Search code examples
rstringstream

How to compare comma separated string in one column with the comma separated strings other dataframe


I have two df as below df1:

    M1     |
    -------+
    a,b,c  |
    a      |
    b,c    |
    c,b,a  |
    b,a,d  |
    d,a,b,c|
    a,d,c  |
    b      |
    c,d    |
    d,a    |

df2:

X1      |X2
--------+---
a       |1
b       |2
c       |3
d       |4
a,b     |5
a,c     |6
a,d     |7
b,c     |8
b,d     |9
c,d     |10
a,b,c   |11
a,c,d   |12
a,b,d   |13
b,c,d   |14
a,b,c,d |15

can someone help me to match values in df1$M1 and df2$X1. and put the corresponding X2 value in column M2 as below

df1:

M1      |M2
--------+---
a,b,c   |11
a       |1
b,c     |8
c,b,a   |11
b,a,d   |13
d,a,b,c |15
a,d,c   |12
b       |2
c,d     |10
d,a     |7

Can someone help me


Solution

  • X1 and M1 have to be stored as Characters. You can check with str(df1), and re-assign if necessary df1 <- as.character(df1$X1), and the same for df2

    Then, create new columns with the values in alphabetical order:

    df1$Ordered <- sapply(lapply(strsplit(df1$X1, ","), sort),paste,collapse=",")

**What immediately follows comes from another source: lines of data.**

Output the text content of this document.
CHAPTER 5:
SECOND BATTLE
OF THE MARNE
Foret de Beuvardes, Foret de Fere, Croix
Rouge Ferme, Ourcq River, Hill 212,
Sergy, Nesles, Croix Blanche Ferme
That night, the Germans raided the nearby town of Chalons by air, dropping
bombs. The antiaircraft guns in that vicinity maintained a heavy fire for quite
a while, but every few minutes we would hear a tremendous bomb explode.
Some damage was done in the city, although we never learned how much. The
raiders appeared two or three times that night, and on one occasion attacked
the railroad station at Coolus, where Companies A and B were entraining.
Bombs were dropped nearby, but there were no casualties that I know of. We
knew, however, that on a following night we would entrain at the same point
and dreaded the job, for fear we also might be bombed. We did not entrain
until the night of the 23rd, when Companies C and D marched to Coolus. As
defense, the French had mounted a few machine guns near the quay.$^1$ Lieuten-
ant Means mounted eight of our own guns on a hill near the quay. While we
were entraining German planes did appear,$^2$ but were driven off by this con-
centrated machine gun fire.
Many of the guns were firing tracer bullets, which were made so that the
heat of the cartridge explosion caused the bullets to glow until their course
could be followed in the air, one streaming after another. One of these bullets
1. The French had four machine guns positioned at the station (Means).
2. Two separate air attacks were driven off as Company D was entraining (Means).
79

    df2$Ordered <- sapply(lapply(strsplit(df2$M1, ","), sort),paste,collapse=",")

    Then perform a join like so:

    merge(df1, df2, by="Ordered")

    If you want to include all the values in df1 regardless of whether they have a matching value in df2, add the all.x = TRUE argument. Same logic applies adding all = TRUE (include everything from both data frames), or all.y = TRUE for df2.